Toshiba highlights four proprietary features of the Qosmio that are not unique to the notebook, but are uniquely delivered: Upconversion, Transcoding, Video Indexing, and Gesture Control.
All standard definition video files and DVDs are upconverted in real time to 720p, transcoding between high definition formats, or reducing HD to DVD quality for reproduction takes place in much shorter time.
Video Indexing refers to a technique Toshiba uses to catalog video content by images present on screen, more specifically, whom is pictured in a scene.
Finally, and perhaps most entertainingly, is the gesture control feature. With this, users can control DVDs, CDs, and PowerPoint presentations simply by using hand gestures.
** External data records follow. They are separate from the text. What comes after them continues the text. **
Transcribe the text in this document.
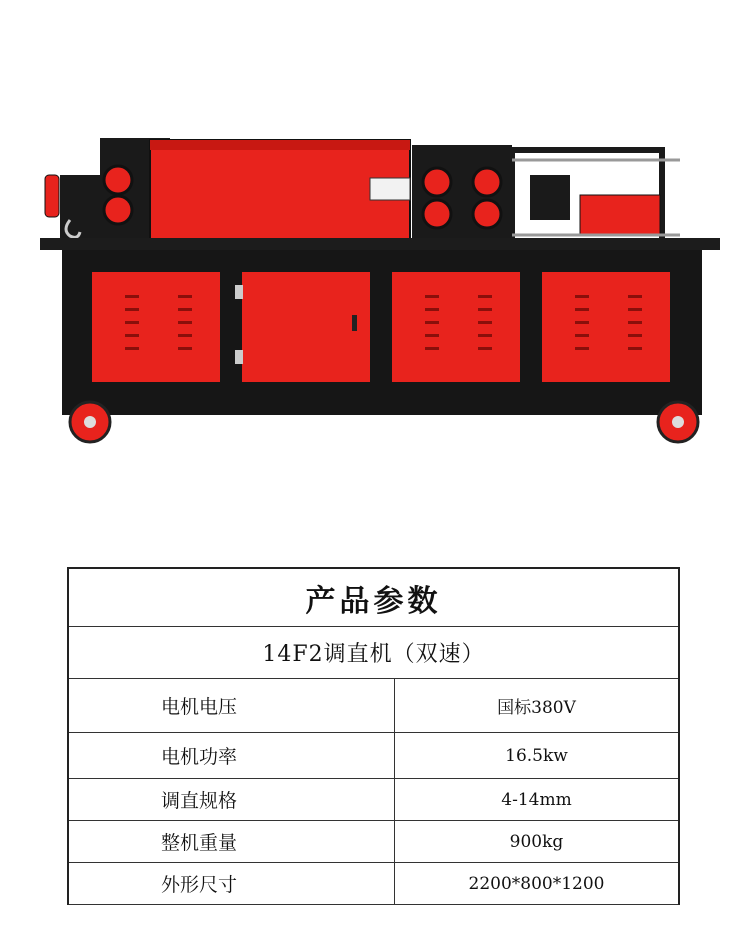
产品参数
14F2调直机（双速）
电机电压	国标380V
电机功率	16.5kw
调直规格	4-14mm
整机重量	900kg
外形尺寸	2200*800*1200
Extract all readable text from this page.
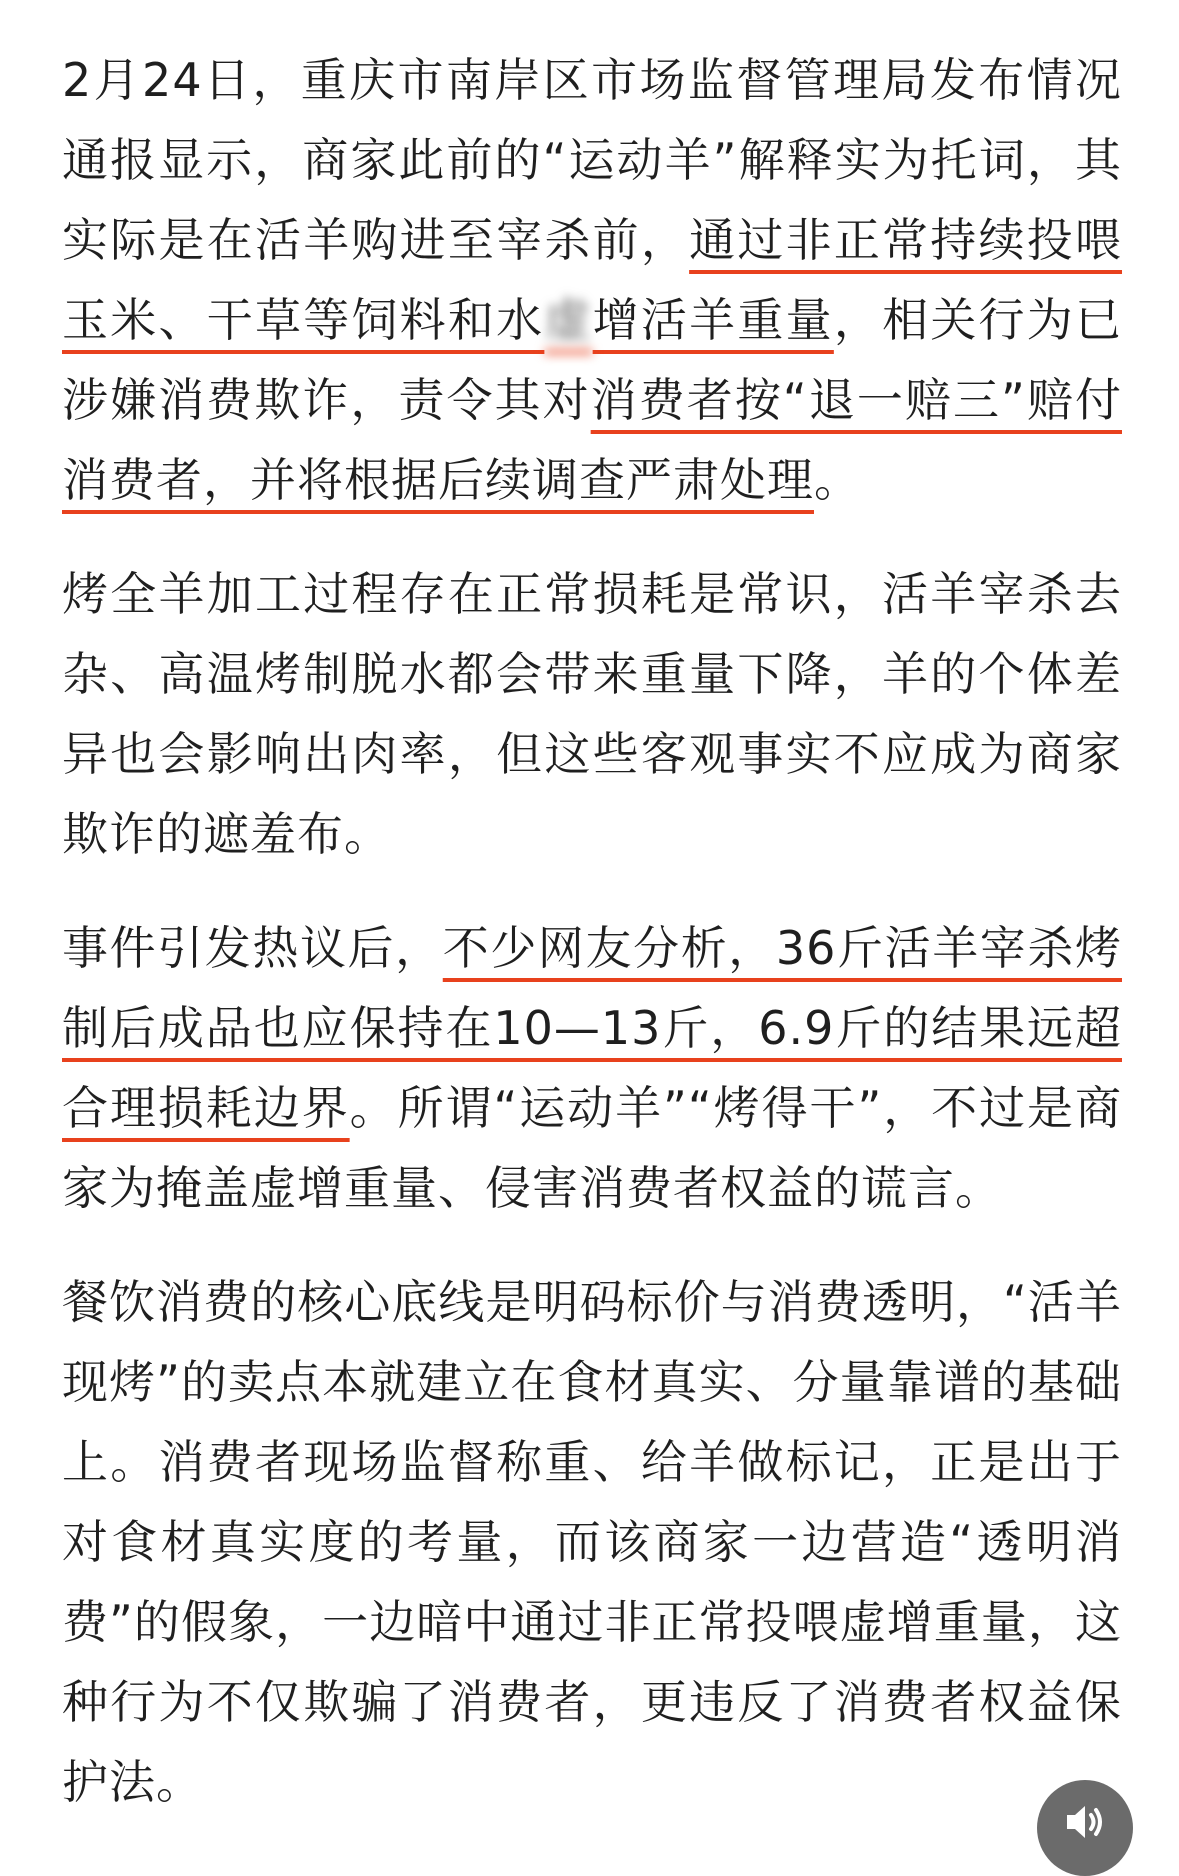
2月24日，重庆市南岸区市场监督管理局发布情况通报显示，商家此前的“运动羊”解释实为托词，其实际是在活羊购进至宰杀前，通过非正常持续投喂玉米、干草等饲料和水虚增活羊重量，相关行为已涉嫌消费欺诈，责令其对消费者按“退一赔三”赔付消费者，并将根据后续调查严肃处理。

烤全羊加工过程存在正常损耗是常识，活羊宰杀去杂、高温烤制脱水都会带来重量下降，羊的个体差异也会影响出肉率，但这些客观事实不应成为商家欺诈的遮羞布。

事件引发热议后，不少网友分析，36斤活羊宰杀烤制后成品也应保持在10—13斤，6.9斤的结果远超合理损耗边界。所谓“运动羊”“烤得干”，不过是商家为掩盖虚增重量、侵害消费者权益的谎言。

餐饮消费的核心底线是明码标价与消费透明，“活羊现烤”的卖点本就建立在食材真实、分量靠谱的基础上。消费者现场监督称重、给羊做标记，正是出于对食材真实度的考量，而该商家一边营造“透明消费”的假象，一边暗中通过非正常投喂虚增重量，这种行为不仅欺骗了消费者，更违反了消费者权益保护法。
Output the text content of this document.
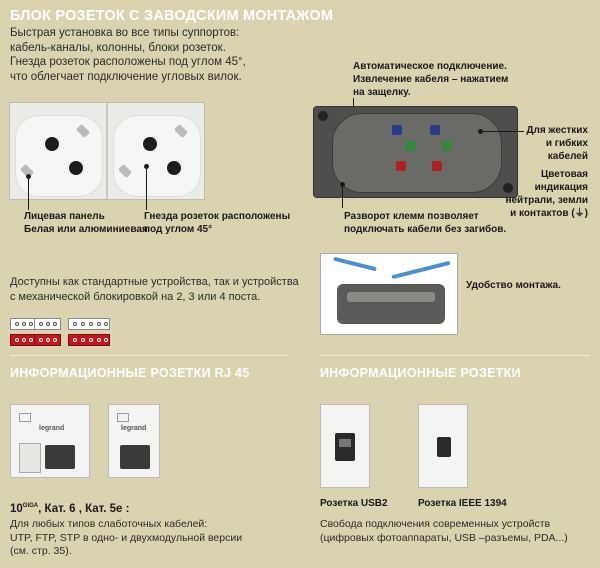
БЛОК РОЗЕТОК С ЗАВОДСКИМ МОНТАЖОМ
Быстрая установка во все типы суппортов:
кабель-каналы, колонны, блоки розеток.
Гнезда розеток расположены под углом 45°,
что облегчает подключение угловых вилок.
Лицевая панель
Белая или алюминиевая
Гнезда розеток расположены
под углом 45°
Автоматическое подключение.
Извлечение кабеля – нажатием
на защелку.
Для жестких
и гибких
кабелей
Цветовая
индикация
нейтрали, земли
и контактов (⏚)
Разворот клемм позволяет
подключать кабели без загибов.
Доступны как стандартные устройства, так и устройства
с механической блокировкой на 2, 3 или 4 поста.
Удобство монтажа.
ИНФОРМАЦИОННЫЕ РОЗЕТКИ RJ 45	ИНФОРМАЦИОННЫЕ РОЗЕТКИ
legrand	legrand
$10^{GIGA}$, Кат. 6 , Кат. 5e :
Для любых типов слаботочных кабелей:
UTP, FTP, STP в одно- и двухмодульной версии
(см. стр. 35).
Розетка USB2	Розетка IEEE 1394
Свобода подключения современных устройств
(цифровых фотоаппараты, USB –разъемы, PDA...)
The Qosmio's webcam detects motion up to ten feet away and issues commands according to the movement it sees.
With a suggested retail price of $1,549.99, the G55-Q802 also features a 2.0 GHz Intel Core 2 Duo Processor with 3 MB L2 Cache, 1066 MHz FSB. Add to that Toshiba's Quad Core HD Processor, 4096 MB PC2-6400 DDR2 800 MHz SDRAM, dual 250 GB 5400 rpm SATA drives, and Nvidia GeForce 9600M GT graphics with 512 MB GDDR2 discrete graphics memory. The system comes with 64-bit Vista by default, but can be configured in 32-bit according to user preference.